Among the various grievances listed in the Monday Likud statement, Netanyahu’s party said Blue and White was refusing to create a panel on political appointments with an equal number of lawmakers from both parties. The party also claimed Blue and White was trying to “define the budget as a two-year budget” rather than a one-year plan, which Netanyahu has sought.

In turn, Blue and White issued its own statement, claiming that Likud was attempting to “hijack” negotiations with unacceptable demands regarding the appointment of the next police chief, state prosecutor and attorney general. Netanyahu has been accused of seeking to appoint top legal officials who would be willing to be more lenient in the criminal graft trial against him.

“Netanyahu has only a few hours left to prove that he stands behind his promise to the nation last night to prevent elections in Israel,” Blue and White said, referring to the premier’s prime time announcement on Sunday that he had agreed to Hauser’s compromise legislation.

“He has a few hours left to show whether he will keep his promise to the public to maintain the unity government that will address the coronavirus and [Israel’s] security threats, or blow up the talks for his personal and legal considerations,” the party added.

Meanwhile on Monday, a grassroots group called Democratic Fortress petitioned the High Court of Justice demanding that the appointment of senior law enforcement officials —  such as police chief and state prosecutor — take place immediately as initially agreed upon by the parties.

The 9:00 p.m. Monday vote will come 24 hours after Netanyahu said he would accept the compromise proposal.

Prime Minister Benjamin Netanyahu delivers a press statement on August 23, 2020. (video screenshot)

“Out of national responsibility I decided to accept the compromise proposal of MK Hauser,” he said in a press conference at the Prime Minister’s Office in Jerusalem.

“This proposal enables the immediate flow of funds to citizens and the economy, and it prevents the need for elections,” Netanyahu said.

In response, Blue and White issued a statement saying the proof will be in Netanyahu’s actions, and urging him to “keep your promise, prevent elections and live up to the agreement” — an apparent reference to the coalition deal between the parties.
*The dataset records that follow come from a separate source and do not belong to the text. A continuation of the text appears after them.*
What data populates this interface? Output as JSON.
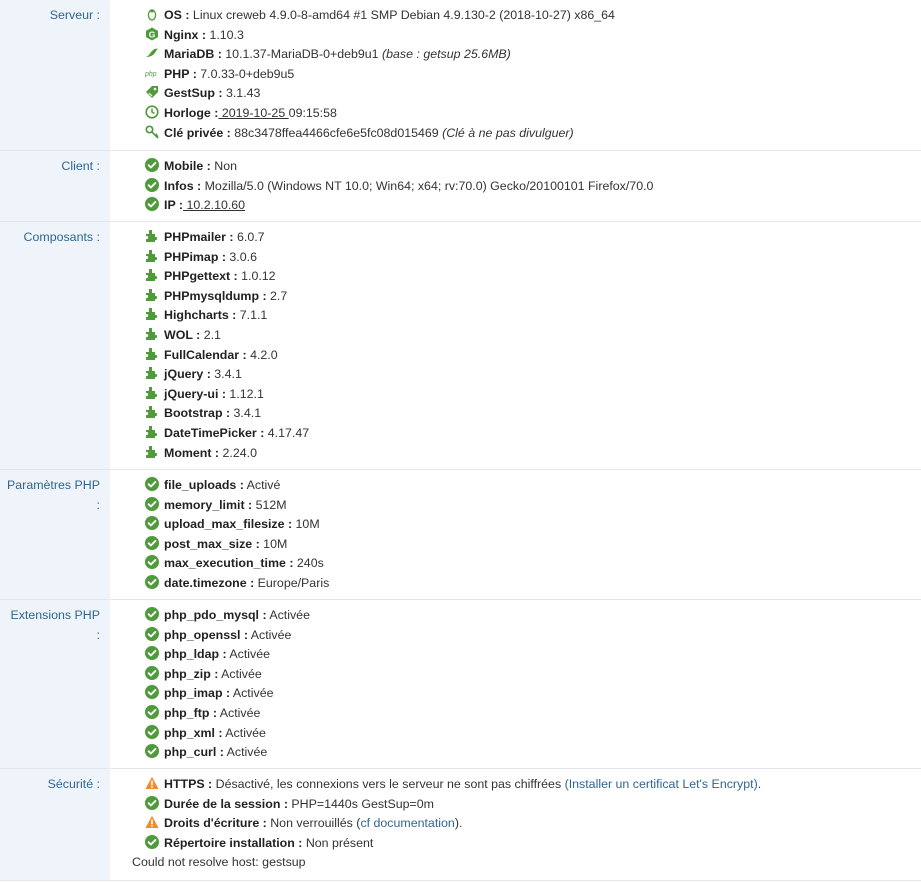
{
  "colors": {
    "label_bg": "#eef4fa",
    "label_text": "#2f6694",
    "ok_green": "#4f9a3a",
    "warn_orange": "#f08c2b",
    "link": "#2f6694"
  },
  "sections": [
    {
      "label": "Serveur :",
      "items": [
        {
          "icon": "linux-icon",
          "key": "OS :",
          "value": " Linux creweb 4.9.0-8-amd64 #1 SMP Debian 4.9.130-2 (2018-10-27) x86_64"
        },
        {
          "icon": "nginx-icon",
          "key": "Nginx :",
          "value": " 1.10.3"
        },
        {
          "icon": "mariadb-icon",
          "key": "MariaDB :",
          "value": " 10.1.37-MariaDB-0+deb9u1 ",
          "extra": "(base : getsup 25.6MB)"
        },
        {
          "icon": "php-icon",
          "key": "PHP :",
          "value": " 7.0.33-0+deb9u5"
        },
        {
          "icon": "gestsup-icon",
          "key": "GestSup :",
          "value": " 3.1.43"
        },
        {
          "icon": "clock-icon",
          "key": "Horloge :",
          "value_u": " 2019-10-25 ",
          "value": "09:15:58"
        },
        {
          "icon": "key-icon",
          "key": "Clé privée :",
          "value": " 88c3478ffea4466cfe6e5fc08d015469 ",
          "extra": "(Clé à ne pas divulguer)"
        }
      ]
    },
    {
      "label": "Client :",
      "items": [
        {
          "icon": "check-circle-icon",
          "key": "Mobile :",
          "value": " Non"
        },
        {
          "icon": "check-circle-icon",
          "key": "Infos :",
          "value": " Mozilla/5.0 (Windows NT 10.0; Win64; x64; rv:70.0) Gecko/20100101 Firefox/70.0"
        },
        {
          "icon": "check-circle-icon",
          "key": "IP :",
          "value_u": " 10.2.10.60"
        }
      ]
    },
    {
      "label": "Composants :",
      "items": [
        {
          "icon": "puzzle-icon",
          "key": "PHPmailer :",
          "value": " 6.0.7"
        },
        {
          "icon": "puzzle-icon",
          "key": "PHPimap :",
          "value": " 3.0.6"
        },
        {
          "icon": "puzzle-icon",
          "key": "PHPgettext :",
          "value": " 1.0.12"
        },
        {
          "icon": "puzzle-icon",
          "key": "PHPmysqldump :",
          "value": " 2.7"
        },
        {
          "icon": "puzzle-icon",
          "key": "Highcharts :",
          "value": " 7.1.1"
        },
        {
          "icon": "puzzle-icon",
          "key": "WOL :",
          "value": " 2.1"
        },
        {
          "icon": "puzzle-icon",
          "key": "FullCalendar :",
          "value": " 4.2.0"
        },
        {
          "icon": "puzzle-icon",
          "key": "jQuery :",
          "value": " 3.4.1"
        },
        {
          "icon": "puzzle-icon",
          "key": "jQuery-ui :",
          "value": " 1.12.1"
        },
        {
          "icon": "puzzle-icon",
          "key": "Bootstrap :",
          "value": " 3.4.1"
        },
        {
          "icon": "puzzle-icon",
          "key": "DateTimePicker :",
          "value": " 4.17.47"
        },
        {
          "icon": "puzzle-icon",
          "key": "Moment :",
          "value": " 2.24.0"
        }
      ]
    },
    {
      "label": "Paramètres PHP :",
      "items": [
        {
          "icon": "check-circle-icon",
          "key": "file_uploads :",
          "value": " Activé"
        },
        {
          "icon": "check-circle-icon",
          "key": "memory_limit :",
          "value": " 512M"
        },
        {
          "icon": "check-circle-icon",
          "key": "upload_max_filesize :",
          "value": " 10M"
        },
        {
          "icon": "check-circle-icon",
          "key": "post_max_size :",
          "value": " 10M"
        },
        {
          "icon": "check-circle-icon",
          "key": "max_execution_time :",
          "value": " 240s"
        },
        {
          "icon": "check-circle-icon",
          "key": "date.timezone :",
          "value": " Europe/Paris"
        }
      ]
    },
    {
      "label": "Extensions PHP :",
      "items": [
        {
          "icon": "check-circle-icon",
          "key": "php_pdo_mysql :",
          "value": " Activée"
        },
        {
          "icon": "check-circle-icon",
          "key": "php_openssl :",
          "value": " Activée"
        },
        {
          "icon": "check-circle-icon",
          "key": "php_ldap :",
          "value": " Activée"
        },
        {
          "icon": "check-circle-icon",
          "key": "php_zip :",
          "value": " Activée"
        },
        {
          "icon": "check-circle-icon",
          "key": "php_imap :",
          "value": " Activée"
        },
        {
          "icon": "check-circle-icon",
          "key": "php_ftp :",
          "value": " Activée"
        },
        {
          "icon": "check-circle-icon",
          "key": "php_xml :",
          "value": " Activée"
        },
        {
          "icon": "check-circle-icon",
          "key": "php_curl :",
          "value": " Activée"
        }
      ]
    },
    {
      "label": "Sécurité :",
      "items": [
        {
          "icon": "warning-icon",
          "key": "HTTPS :",
          "value": " Désactivé, les connexions vers le serveur ne sont pas chiffrées ",
          "link": "(Installer un certificat Let's Encrypt)",
          "after": "."
        },
        {
          "icon": "check-circle-icon",
          "key": "Durée de la session :",
          "value": " PHP=1440s GestSup=0m"
        },
        {
          "icon": "warning-icon",
          "key": "Droits d'écriture :",
          "value": " Non verrouillés (",
          "link": "cf documentation",
          "after": ")."
        },
        {
          "icon": "check-circle-icon",
          "key": "Répertoire installation :",
          "value": " Non présent"
        }
      ],
      "footer": "Could not resolve host: gestsup"
    }
  ]
}
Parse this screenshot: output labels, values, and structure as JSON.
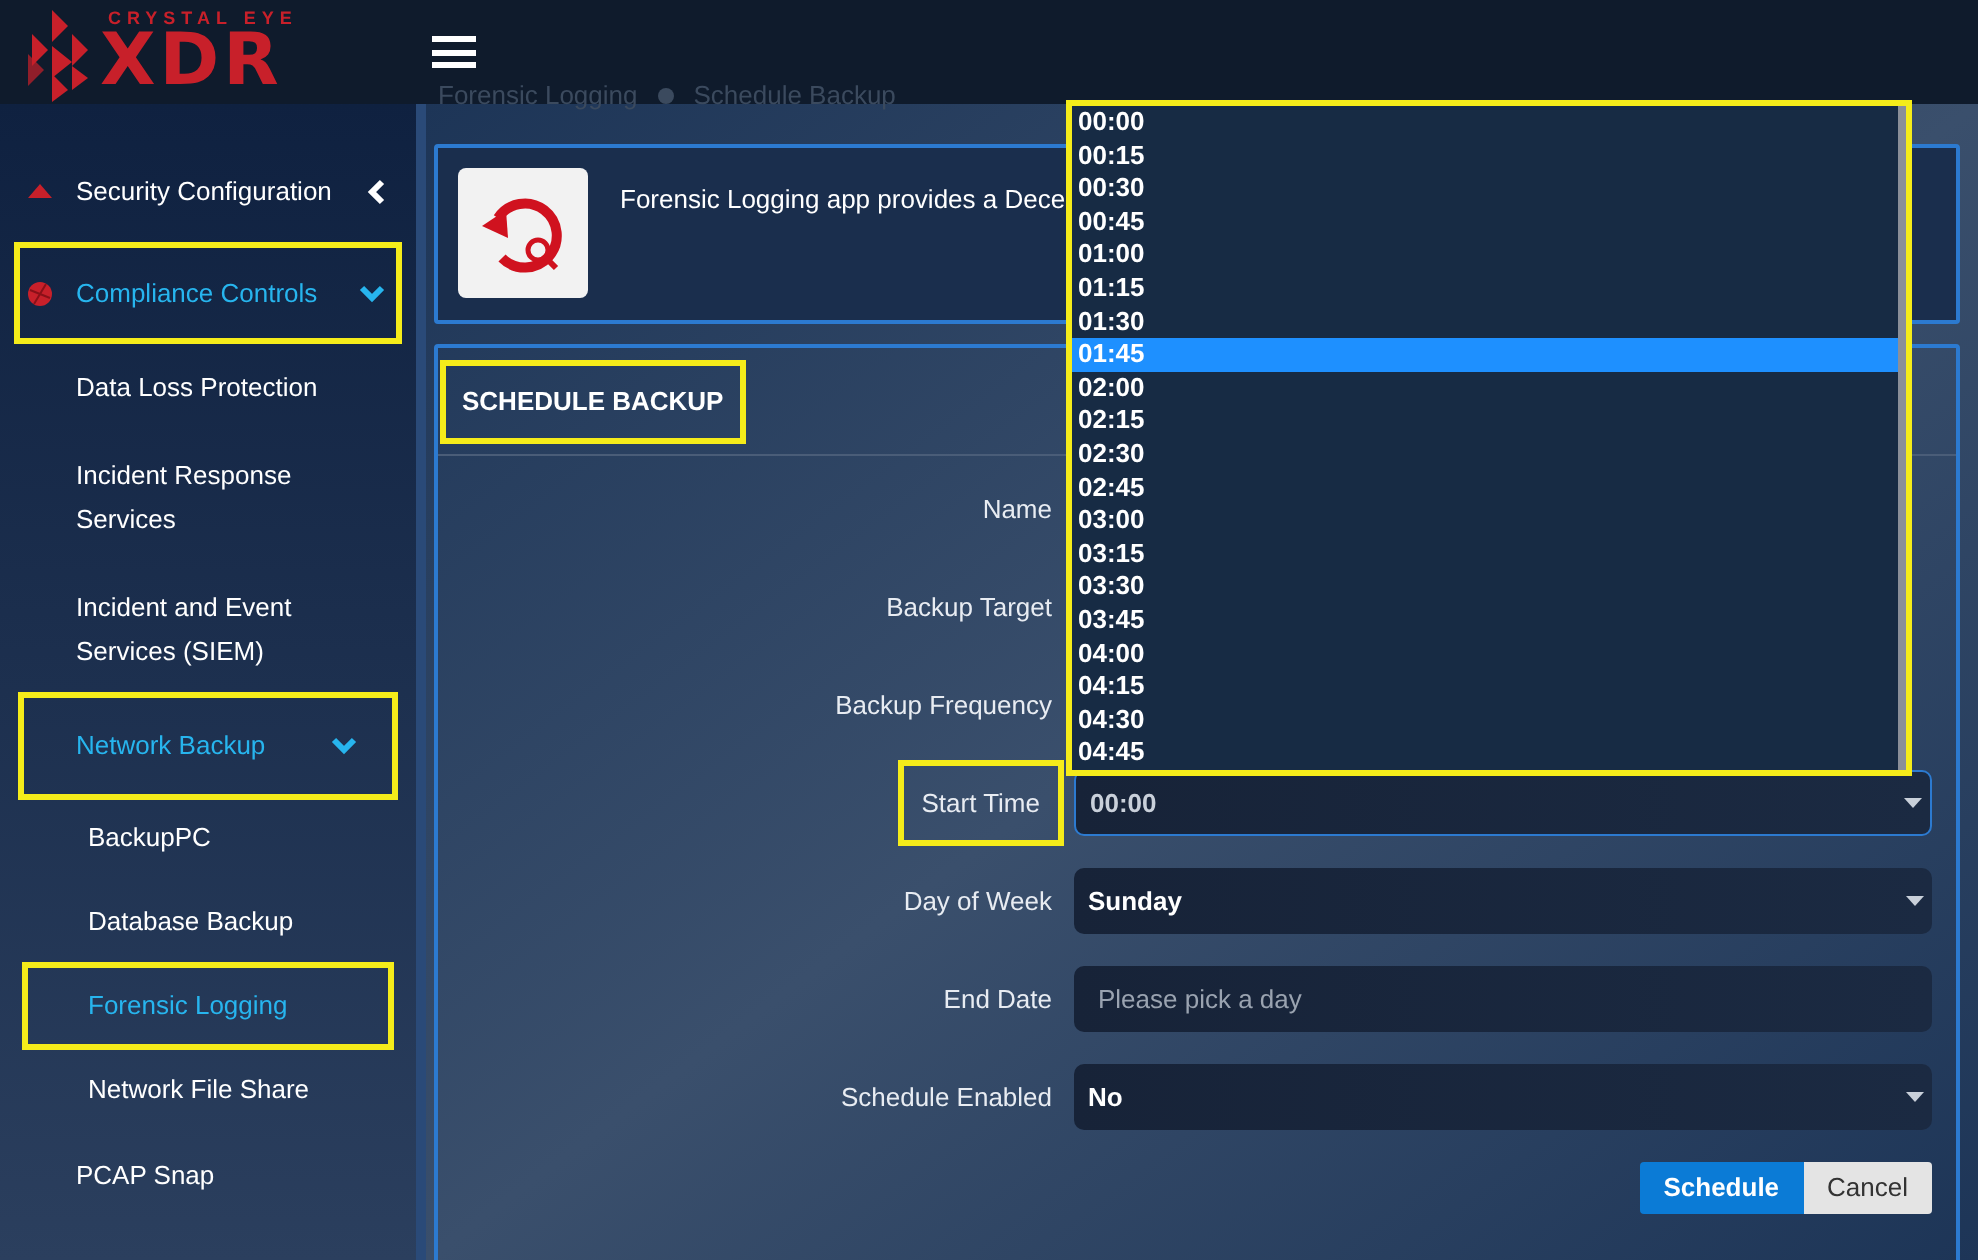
{
  "logo": {
    "tagline": "CRYSTAL EYE",
    "wordmark": "XDR"
  },
  "breadcrumb": [
    "Forensic Logging",
    "Schedule Backup"
  ],
  "sidebar": {
    "items": [
      {
        "label": "Security Configuration",
        "expanded": false,
        "selected": false,
        "highlighted": false
      },
      {
        "label": "Compliance Controls",
        "expanded": true,
        "selected": true,
        "highlighted": true,
        "children": [
          {
            "label": "Data Loss Protection",
            "selected": false,
            "highlighted": false
          },
          {
            "label": "Incident Response Services",
            "selected": false,
            "highlighted": false
          },
          {
            "label": "Incident and Event Services (SIEM)",
            "selected": false,
            "highlighted": false
          },
          {
            "label": "Network Backup",
            "expanded": true,
            "selected": true,
            "highlighted": true,
            "children": [
              {
                "label": "BackupPC",
                "selected": false,
                "highlighted": false
              },
              {
                "label": "Database Backup",
                "selected": false,
                "highlighted": false
              },
              {
                "label": "Forensic Logging",
                "selected": true,
                "highlighted": true
              },
              {
                "label": "Network File Share",
                "selected": false,
                "highlighted": false
              }
            ]
          },
          {
            "label": "PCAP Snap",
            "selected": false,
            "highlighted": false
          }
        ]
      }
    ]
  },
  "info_panel": {
    "text": "Forensic Logging app provides a Dece"
  },
  "form": {
    "title": "SCHEDULE BACKUP",
    "title_highlighted": true,
    "fields": [
      {
        "label": "Name",
        "kind": "hidden",
        "highlighted": false
      },
      {
        "label": "Backup Target",
        "kind": "hidden",
        "highlighted": false
      },
      {
        "label": "Backup Frequency",
        "kind": "hidden",
        "highlighted": false
      },
      {
        "label": "Start Time",
        "kind": "select",
        "value": "00:00",
        "focused": true,
        "highlighted": true
      },
      {
        "label": "Day of Week",
        "kind": "select",
        "value": "Sunday",
        "highlighted": false
      },
      {
        "label": "End Date",
        "kind": "date",
        "placeholder": "Please pick a day",
        "highlighted": false
      },
      {
        "label": "Schedule Enabled",
        "kind": "select",
        "value": "No",
        "highlighted": false
      }
    ],
    "buttons": [
      {
        "label": "Schedule",
        "kind": "primary"
      },
      {
        "label": "Cancel",
        "kind": "secondary"
      }
    ]
  },
  "dropdown": {
    "highlighted": true,
    "options": [
      {
        "label": "00:00",
        "selected": false
      },
      {
        "label": "00:15",
        "selected": false
      },
      {
        "label": "00:30",
        "selected": false
      },
      {
        "label": "00:45",
        "selected": false
      },
      {
        "label": "01:00",
        "selected": false
      },
      {
        "label": "01:15",
        "selected": false
      },
      {
        "label": "01:30",
        "selected": false
      },
      {
        "label": "01:45",
        "selected": true
      },
      {
        "label": "02:00",
        "selected": false
      },
      {
        "label": "02:15",
        "selected": false
      },
      {
        "label": "02:30",
        "selected": false
      },
      {
        "label": "02:45",
        "selected": false
      },
      {
        "label": "03:00",
        "selected": false
      },
      {
        "label": "03:15",
        "selected": false
      },
      {
        "label": "03:30",
        "selected": false
      },
      {
        "label": "03:45",
        "selected": false
      },
      {
        "label": "04:00",
        "selected": false
      },
      {
        "label": "04:15",
        "selected": false
      },
      {
        "label": "04:30",
        "selected": false
      },
      {
        "label": "04:45",
        "selected": false
      }
    ]
  }
}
Channel 12 reported that Blue and White was still not entirely convinced that Netanyahu will indeed ensure that the election crisis is over. Officials told the network that the party will believe it only if and when the final vote delaying the budget is passed sometime before midnight on Monday.

At the heart of the ongoing coalition crisis is whether the government should pass a budget that includes 2021, as stipulated in the coalition agreement and backed by Defense Minister Benny Gantz, the Blue and White leader, or a budget that only covers the rest of 2020, as Likud has insisted due to the uncertainty caused by the pandemic.

Under the coalition agreement, Netanyahu must hand over the reins of the government to Gantz in November 2021, or earlier if the government collapses, except in the case of the coalition dissolving due to failure to pass a budget.

Blue and White has accused Netanyahu of deliberately attempting to avoid keeping up his end of the rotation agreement by manufacturing a budget crisis or leaving a window open for one in the future to avoid giving Gantz the premiership.